Now we’ve got a world where literally, thanks to the Chinese in large part, the solar power industry is to a point where it’s more cost effective to produce power than traditional coal fired generation, for example. So, the whole world has changed, and it sounds like what you’re saying is that the Faraday exchanger becomes almost the router for electricity.

SCOBIE: It is the router for electricity. So, a Faraday grid is the Internet. It’s an emergent order of Faraday exchanges, and other devices. And it’s a dynamically self balancing grid, that is, you used to provide the essential inertial contribution from the generator. And that’s where all the money used to be. But the money’s not there anymore, because we, as you said, the lowest marginal cost for electrons is coming from wind and solar. So, everything’s going to move to the margin, it’s going to move to close to zero cost of primary energy.

But the most important thing is system stability, because the grid has to operate within plus-minus 1 percent at all times, otherwise it overloads and fails. So, all of the expansion of cost that’s going on, you see at the moment a reduction in the wholesale cost of energy on a global basis, and a massive increase in energy cost to consumers. And that’s because you need to have the systems stability. We provide that system stability in the location where the transformer used to be. Just like the router, we go in and occupy that space, and we make the grid the provider of system stability, so the grid becomes agnostic to the nature of supply and demand.

ABERMAN: So this is truly exceptional. It’s revolutionary, it’s going to change the entire business model. I’ve got to ask the question: I’ve seen over the years many people have innovative technologies, are truly changing existing business structure, where the incumbents have zero interest in being changed. You’re here in the States, now you’re hiring up here in D.C. to go after this, why are you going to be able to overcome the inertia, and succeed in changing the electric industry?

SCOBIE: Yeah, that’s exactly the right point. And there’s every reason in the world why the electricity system has been so fundamentally opposed to change through time, not only self-interest, and this is obviously a town that’s full of self-interest at times. But instead, it’s the essential service. If the power goes out, grandma dies. So, it’s a really bad thing. So, insuring power stays on is a primary responsibility. Modernity is a function of our ability to take energy, empower our technology, and pursue our dreams. So, you don’t want to mess with that.

And for 138 years, it’s lifted us out of poverty. That’s really not worth messing with, and right now, what we’re expecting is to be able to decarbonise the system, where you’re digitally injecting energy into a system without any systems stability. So, it’s changing. Legislation’s changing, and the expectations of consumers are changing. And we don’t find resistance from the utilities, particularly the distribution utilities and the transmission utilities. It’s actually generators where we’re going to disrupt massively.

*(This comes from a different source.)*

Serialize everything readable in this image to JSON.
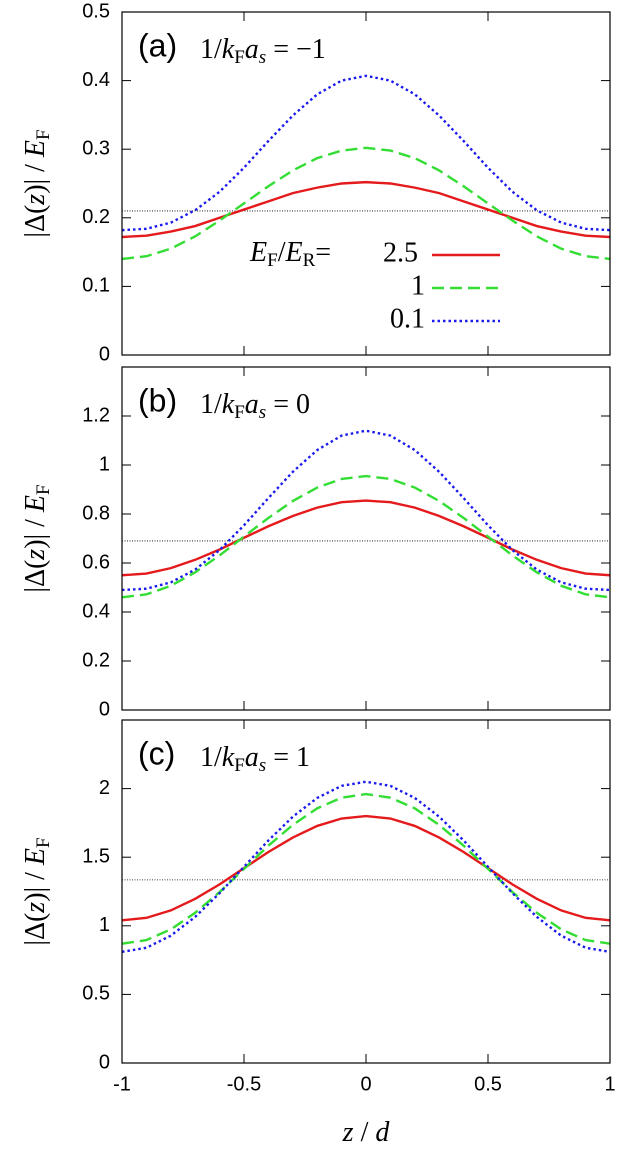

ABERMAN: Before I let you go, you recently announced you’re opening up here, and you want to hire people?

SCOBIE: We’re absolutely hiring. We’re hiring physicists, mathematicians, A.I., data people, engineers, electrical engineers, paralegals, electronic specialists, a whole raft of things. Economists, and a bunch of people. We’re looking for about 100 people right now in the D.C. area.

ABERMAN: Well I have to tell you that this is another great example of, as I’ve often said, if you want to change the world with innovation, this is the place to come. I think the D.C. community is going to be very welcoming to Faraday Grid. And Andrew, congratulations on coming here. We’re looking forward to hearing about your success in the future.

SCOBIE: We look forward to being part of the community, and look forward to catching up with all of your listeners.